Children who, out of a profound love for their parents, try to “help” their parents’ lives, almost always carry very predictable struggles.
These children are:
- Depressed
- Multi-talented
- Feel fraudulent
- Have certain arrogance about them
- Cannot ask for help
- Solve everything for themselves
- Have difficulty bonding with a partner in adulthood.
Conscience
The axiom of conscience is perhaps Hellinger’s most important contribution. This term has many common meanings, none of which apply when used in the context of family constellations.
Conscience is the way in which one feels and knows that he or she belongs to a group. Conscience has two “controlling” emotions: guilt and innocence.
If one is behaving like the group or family he or she comes from, then he or she feels great innocence. S/he is behaving and thinking and feeling like the group behaves, thinks and feels. We are in concert with the norms of the system. If the price of belonging and being innocent is drinking until drunk, then we do that which is required for belonging, regardless of the price we are paying.

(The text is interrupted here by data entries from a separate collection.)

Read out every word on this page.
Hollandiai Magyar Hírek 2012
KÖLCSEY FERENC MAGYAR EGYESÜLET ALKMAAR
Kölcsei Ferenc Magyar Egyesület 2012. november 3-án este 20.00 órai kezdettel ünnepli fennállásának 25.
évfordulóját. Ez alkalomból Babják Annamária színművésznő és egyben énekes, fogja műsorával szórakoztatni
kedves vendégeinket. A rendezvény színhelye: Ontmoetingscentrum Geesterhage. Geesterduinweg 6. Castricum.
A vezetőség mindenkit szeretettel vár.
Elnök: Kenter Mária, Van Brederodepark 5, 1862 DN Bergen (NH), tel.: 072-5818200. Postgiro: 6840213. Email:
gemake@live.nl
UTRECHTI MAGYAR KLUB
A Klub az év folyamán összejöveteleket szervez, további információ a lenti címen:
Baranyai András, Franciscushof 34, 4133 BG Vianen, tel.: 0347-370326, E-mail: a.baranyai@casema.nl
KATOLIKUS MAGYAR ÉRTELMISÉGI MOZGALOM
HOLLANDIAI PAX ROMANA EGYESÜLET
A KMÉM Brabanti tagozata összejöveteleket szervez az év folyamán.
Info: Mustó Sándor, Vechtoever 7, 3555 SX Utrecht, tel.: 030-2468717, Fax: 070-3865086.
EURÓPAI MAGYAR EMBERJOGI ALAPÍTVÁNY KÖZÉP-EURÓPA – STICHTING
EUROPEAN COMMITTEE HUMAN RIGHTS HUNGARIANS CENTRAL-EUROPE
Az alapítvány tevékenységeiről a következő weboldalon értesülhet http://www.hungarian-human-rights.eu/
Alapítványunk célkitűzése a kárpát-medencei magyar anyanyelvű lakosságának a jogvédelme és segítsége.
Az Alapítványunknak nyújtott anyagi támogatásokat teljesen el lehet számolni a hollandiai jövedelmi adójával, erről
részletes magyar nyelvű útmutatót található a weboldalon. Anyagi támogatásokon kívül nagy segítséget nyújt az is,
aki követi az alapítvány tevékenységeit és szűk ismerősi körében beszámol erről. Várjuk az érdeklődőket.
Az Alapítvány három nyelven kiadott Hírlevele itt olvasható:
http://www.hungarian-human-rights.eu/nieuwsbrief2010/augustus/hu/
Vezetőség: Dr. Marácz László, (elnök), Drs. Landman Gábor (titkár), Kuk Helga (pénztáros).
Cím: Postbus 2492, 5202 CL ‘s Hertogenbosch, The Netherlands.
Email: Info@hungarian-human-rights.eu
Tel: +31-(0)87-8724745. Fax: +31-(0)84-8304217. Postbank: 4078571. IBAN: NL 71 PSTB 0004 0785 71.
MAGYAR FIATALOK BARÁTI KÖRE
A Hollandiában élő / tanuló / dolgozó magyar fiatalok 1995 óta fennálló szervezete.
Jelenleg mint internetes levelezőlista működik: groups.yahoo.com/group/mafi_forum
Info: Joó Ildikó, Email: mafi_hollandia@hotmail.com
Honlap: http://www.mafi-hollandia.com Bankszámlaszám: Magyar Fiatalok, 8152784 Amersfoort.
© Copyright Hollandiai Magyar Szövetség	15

If one is behaving, thinking or feeling in a manner not in concert with the family system, the group, then he or she feels guilt. When a group member starts to feel guilt, the person is being told via guilt that they are not acting in concert with the norms of the family. In essence the guilt signals the person that they are in jeopardy of losing their right to belong. If the family norm is: we take our shoes off before we enter the house, and we leave our shoes on, we feel guilty and instantly “remember how to be here”: we take off our shoes at the door.

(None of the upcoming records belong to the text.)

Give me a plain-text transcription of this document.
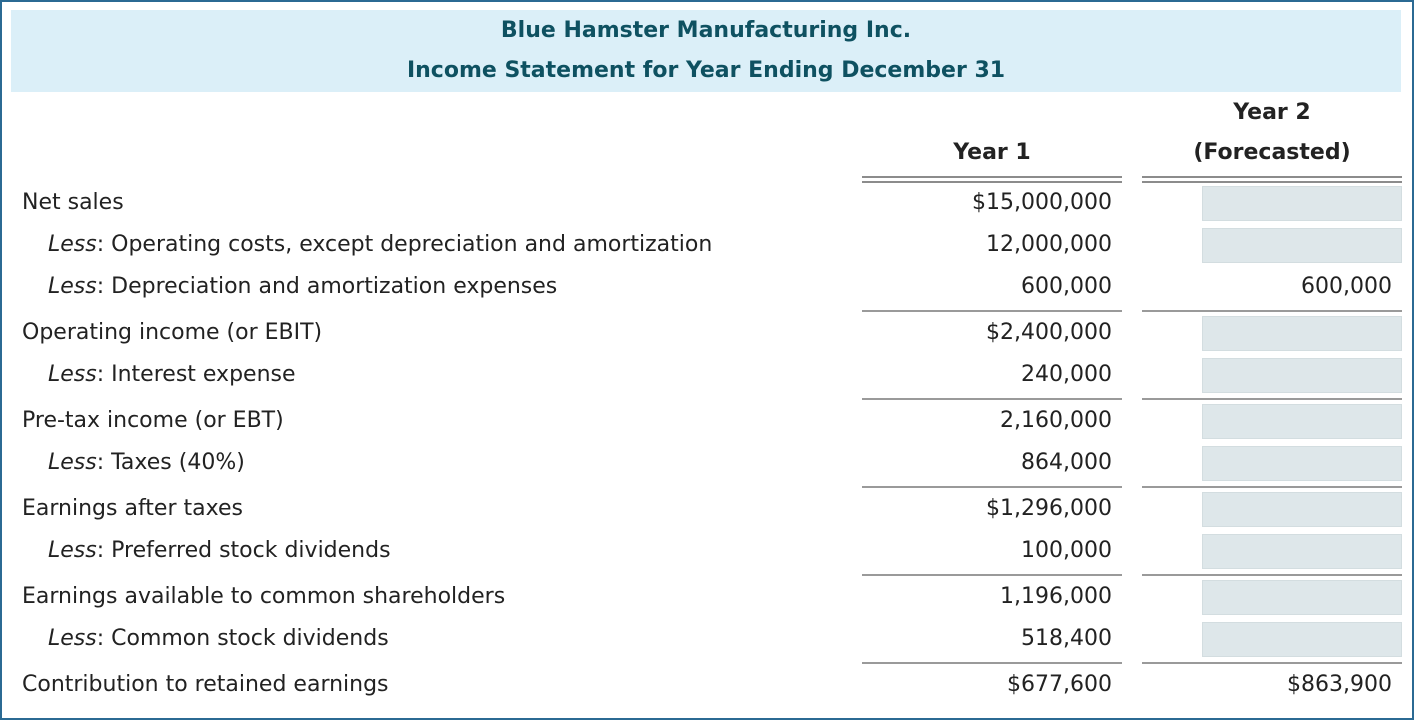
Blue Hamster Manufacturing Inc.
Income Statement for Year Ending December 31
Year 1
Year 2
(Forecasted)
Net sales	$15,000,000
Less: Operating costs, except depreciation and amortization	12,000,000
Less: Depreciation and amortization expenses	600,000	600,000
Operating income (or EBIT)	$2,400,000
Less: Interest expense	240,000
Pre-tax income (or EBT)	2,160,000
Less: Taxes (40%)	864,000
Earnings after taxes	$1,296,000
Less: Preferred stock dividends	100,000
Earnings available to common shareholders	1,196,000
Less: Common stock dividends	518,400
Contribution to retained earnings	$677,600	$863,900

Conscience, in the vernacular of family constellations, has nothing to do with morality or good and evil. Conscience is about bonding and belonging.
There are multi-layered loyalties taking place within each of us every moment of our lives. We are simultaneously someone’s child, with a certain set of norms; someone’s partner with another set of norms; an employee, with yet another set of norms; a male or female with yet another set of norms; an outcast with yet another set of norms; a drug user with yet another set of norms; a gay man or lesbian woman with two very different sets of norms.

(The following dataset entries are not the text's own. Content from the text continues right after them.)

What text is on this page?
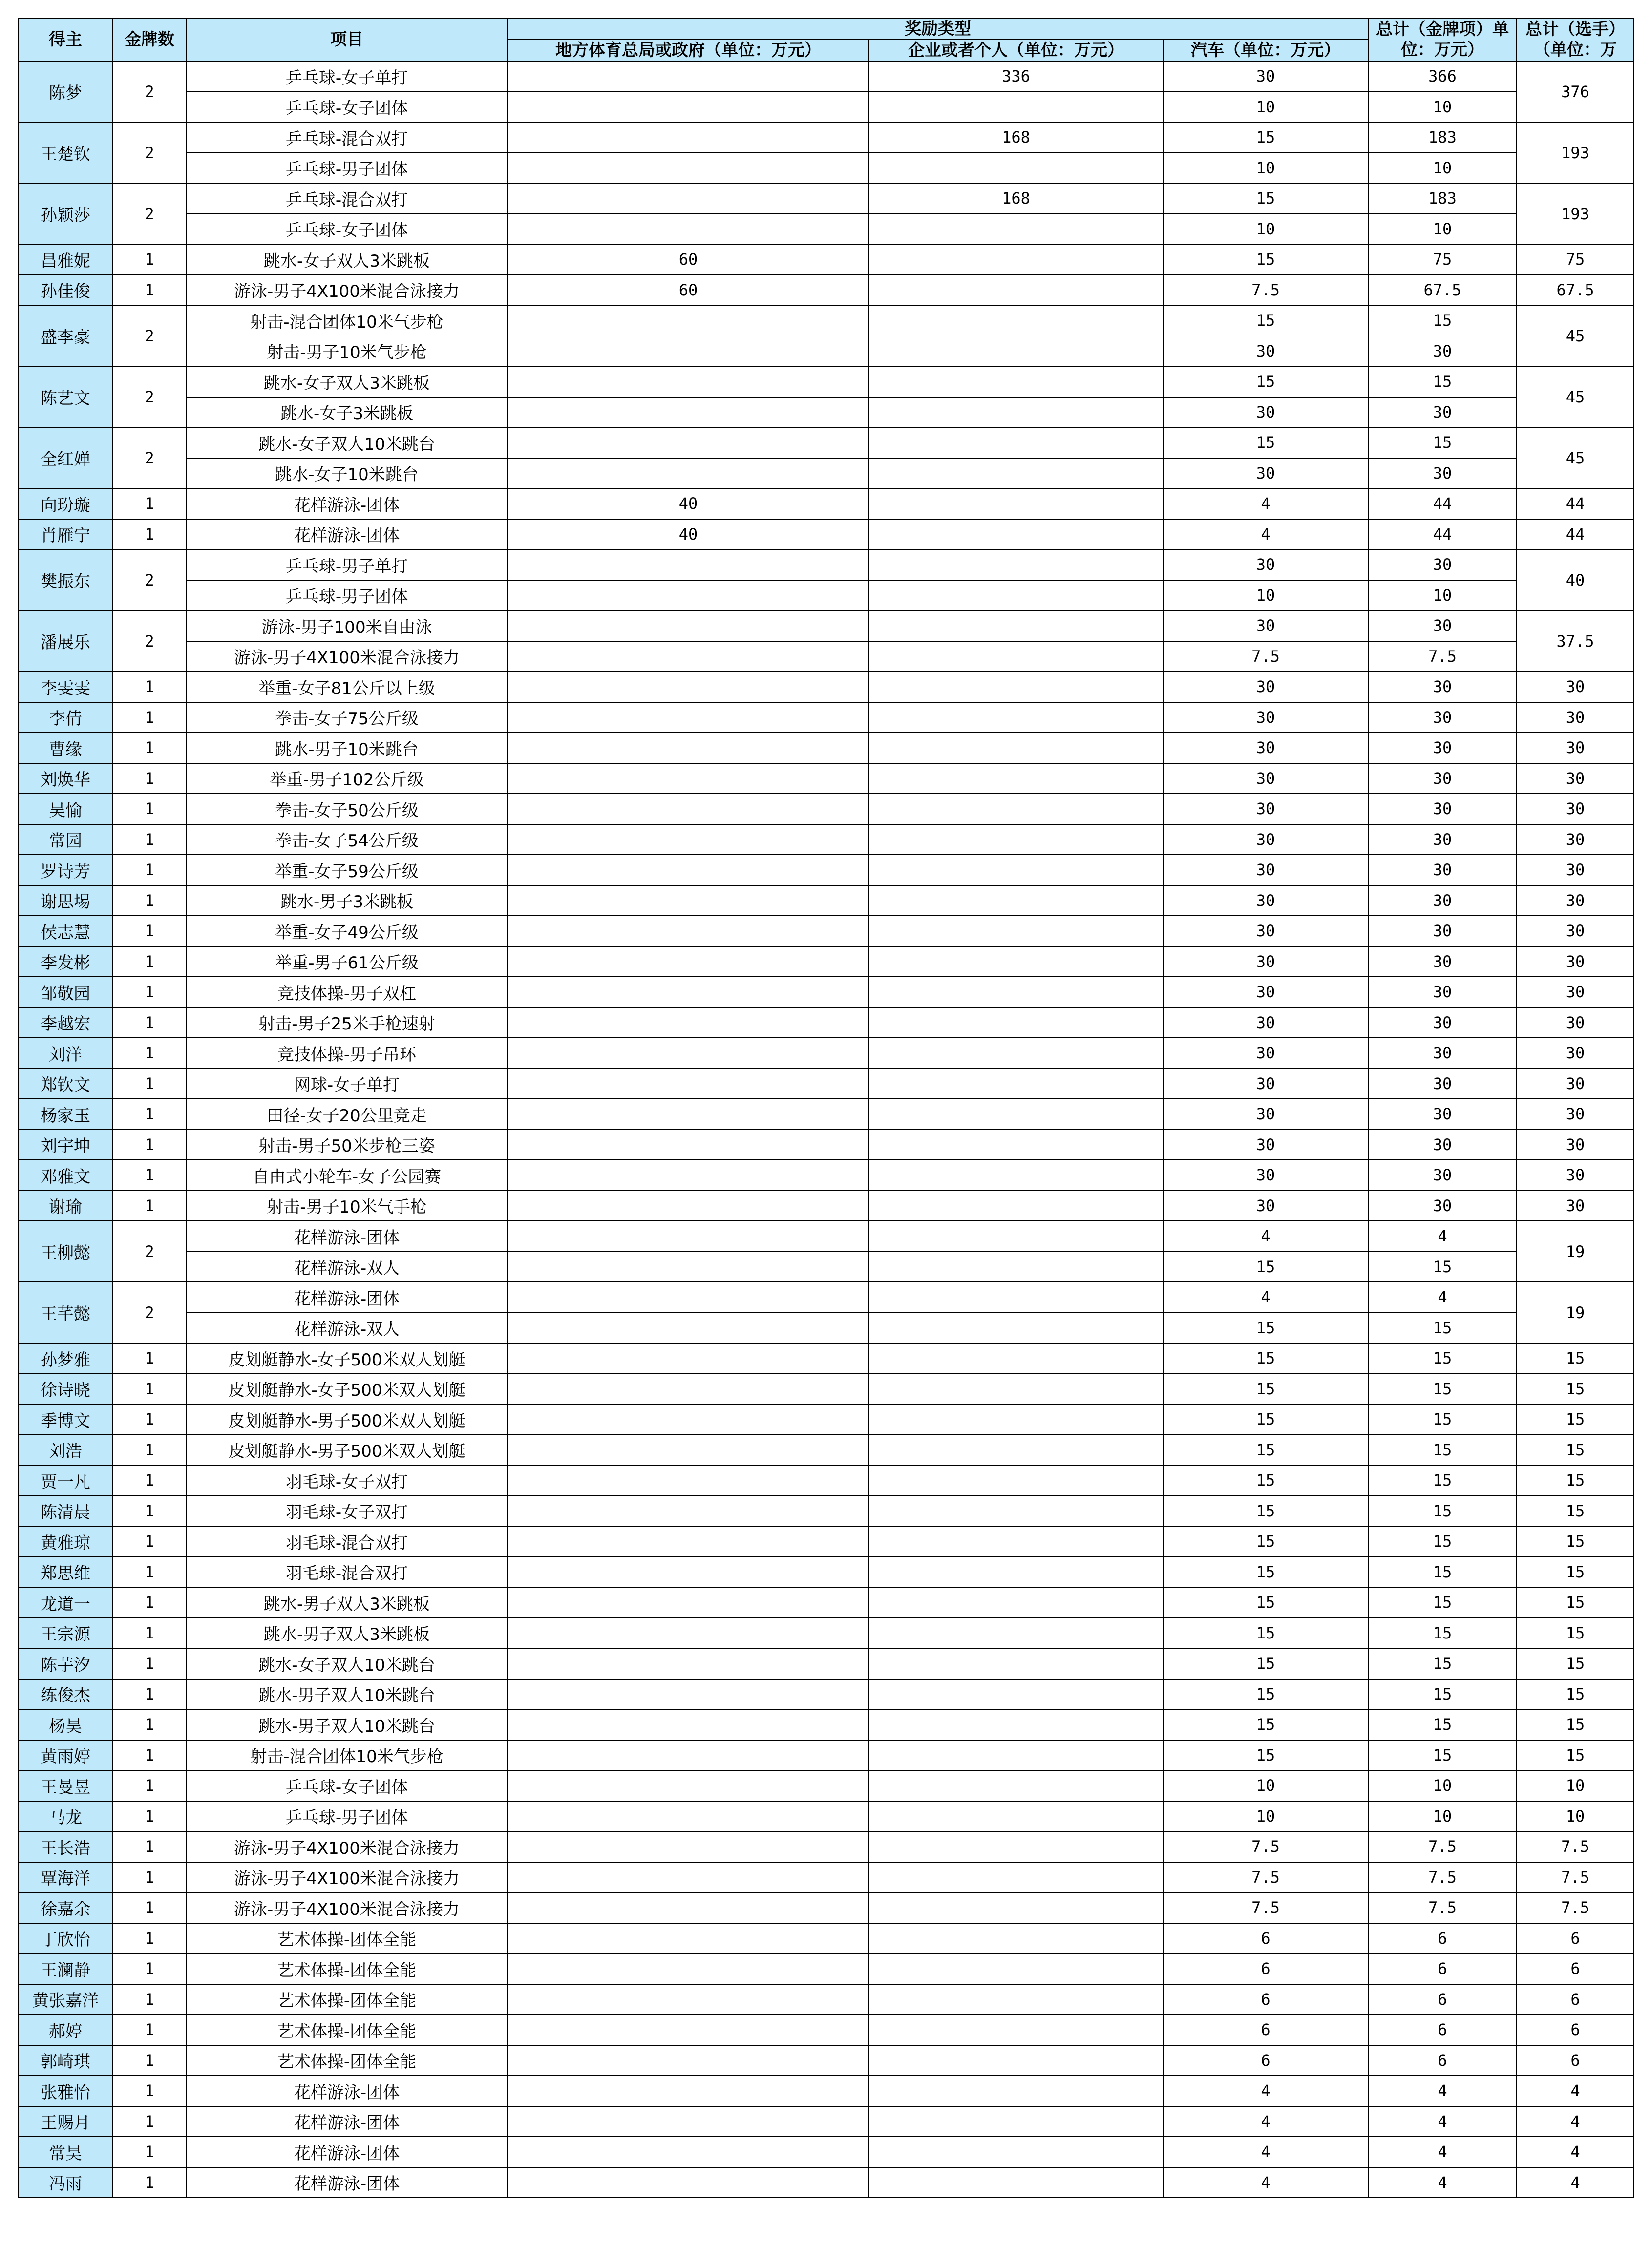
得主	金牌数	项目	奖励类型			总计（金牌项）单位：万元）	总计（选手）（单位：万
			地方体育总局或政府（单位：万元）	企业或者个人（单位：万元）	汽车（单位：万元）		
陈梦	2	乒乓球-女子单打		336	30	366	376
		乒乓球-女子团体			10	10	
王楚钦	2	乒乓球-混合双打		168	15	183	193
		乒乓球-男子团体			10	10	
孙颖莎	2	乒乓球-混合双打		168	15	183	193
		乒乓球-女子团体			10	10	
昌雅妮	1	跳水-女子双人3米跳板	60		15	75	75
孙佳俊	1	游泳-男子4X100米混合泳接力	60		7.5	67.5	67.5
盛李豪	2	射击-混合团体10米气步枪			15	15	45
		射击-男子10米气步枪			30	30	
陈艺文	2	跳水-女子双人3米跳板			15	15	45
		跳水-女子3米跳板			30	30	
全红婵	2	跳水-女子双人10米跳台			15	15	45
		跳水-女子10米跳台			30	30	
向玢璇	1	花样游泳-团体	40		4	44	44
肖雁宁	1	花样游泳-团体	40		4	44	44
樊振东	2	乒乓球-男子单打			30	30	40
		乒乓球-男子团体			10	10	
潘展乐	2	游泳-男子100米自由泳			30	30	37.5
		游泳-男子4X100米混合泳接力			7.5	7.5	
李雯雯	1	举重-女子81公斤以上级			30	30	30
李倩	1	拳击-女子75公斤级			30	30	30
曹缘	1	跳水-男子10米跳台			30	30	30
刘焕华	1	举重-男子102公斤级			30	30	30
吴愉	1	拳击-女子50公斤级			30	30	30
常园	1	拳击-女子54公斤级			30	30	30
罗诗芳	1	举重-女子59公斤级			30	30	30
谢思埸	1	跳水-男子3米跳板			30	30	30
侯志慧	1	举重-女子49公斤级			30	30	30
李发彬	1	举重-男子61公斤级			30	30	30
邹敬园	1	竞技体操-男子双杠			30	30	30
李越宏	1	射击-男子25米手枪速射			30	30	30
刘洋	1	竞技体操-男子吊环			30	30	30
郑钦文	1	网球-女子单打			30	30	30
杨家玉	1	田径-女子20公里竞走			30	30	30
刘宇坤	1	射击-男子50米步枪三姿			30	30	30
邓雅文	1	自由式小轮车-女子公园赛			30	30	30
谢瑜	1	射击-男子10米气手枪			30	30	30
王柳懿	2	花样游泳-团体			4	4	19
		花样游泳-双人			15	15	
王芊懿	2	花样游泳-团体			4	4	19
		花样游泳-双人			15	15	
孙梦雅	1	皮划艇静水-女子500米双人划艇			15	15	15
徐诗晓	1	皮划艇静水-女子500米双人划艇			15	15	15
季博文	1	皮划艇静水-男子500米双人划艇			15	15	15
刘浩	1	皮划艇静水-男子500米双人划艇			15	15	15
贾一凡	1	羽毛球-女子双打			15	15	15
陈清晨	1	羽毛球-女子双打			15	15	15
黄雅琼	1	羽毛球-混合双打			15	15	15
郑思维	1	羽毛球-混合双打			15	15	15
龙道一	1	跳水-男子双人3米跳板			15	15	15
王宗源	1	跳水-男子双人3米跳板			15	15	15
陈芋汐	1	跳水-女子双人10米跳台			15	15	15
练俊杰	1	跳水-男子双人10米跳台			15	15	15
杨昊	1	跳水-男子双人10米跳台			15	15	15
黄雨婷	1	射击-混合团体10米气步枪			15	15	15
王曼昱	1	乒乓球-女子团体			10	10	10
马龙	1	乒乓球-男子团体			10	10	10
王长浩	1	游泳-男子4X100米混合泳接力			7.5	7.5	7.5
覃海洋	1	游泳-男子4X100米混合泳接力			7.5	7.5	7.5
徐嘉余	1	游泳-男子4X100米混合泳接力			7.5	7.5	7.5
丁欣怡	1	艺术体操-团体全能			6	6	6
王澜静	1	艺术体操-团体全能			6	6	6
黄张嘉洋	1	艺术体操-团体全能			6	6	6
郝婷	1	艺术体操-团体全能			6	6	6
郭崎琪	1	艺术体操-团体全能			6	6	6
张雅怡	1	花样游泳-团体			4	4	4
王赐月	1	花样游泳-团体			4	4	4
常昊	1	花样游泳-团体			4	4	4
冯雨	1	花样游泳-团体			4	4	4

We are nested within multiple and competing conscience groups all day long every day of our lives. When some of us smoke dope, we violate the norms or conscience of our family, church and state and we feel guilty. We may quit smoking dope in order that the guilt disappear, thus we re-align ourselves with the norms of our family, church and state. Or, we may endure that guilt, jeopardizing our belonging to our family for another toke and belonging to the group with whom we are smoking.
Conscience also plays a vital and powerful role in couples. If the two individuals in any couple or partnership have not sufficiently shifted their loyalties away from their families of origin and to the partnership in which they live, the bonding will not be strong enough to aid coupling.
For instance, couples can often have the most intense battles over such ‘seemingly’ unimportant issues. One person may really believe that toilet paper must come off of the roller over the top. One person in the very same couple may really believe that the toilet paper is only “right” if it comes off of the roller underneath. I cannot tell you how many times couples have come to the office and toilet paper over or under is their topic of stress (toothpaste tubes are also incredible loyalty issues).
Naively, we can all say, “Come on, is this what you really want to talk about?” But informed about conscience, we could really know that what they are talking about is feeling as if they are abandoning, being disloyal, to their family ways and it threatens them and us on some deep level. Thus we fight to get our way, so we may belong, always, somewhere.
It is imperative to have each member in the couple or partnership switch loyalties to the partnership and not with their families of origin. The switching of loyalties is a very painful and courageous process. Every change of loyalty automatically feels both guilt producing and grief producing, even if it is toilet paper hanging. Change like this makes one disloyal and guilt ridden and sad as it is a loss of belonging.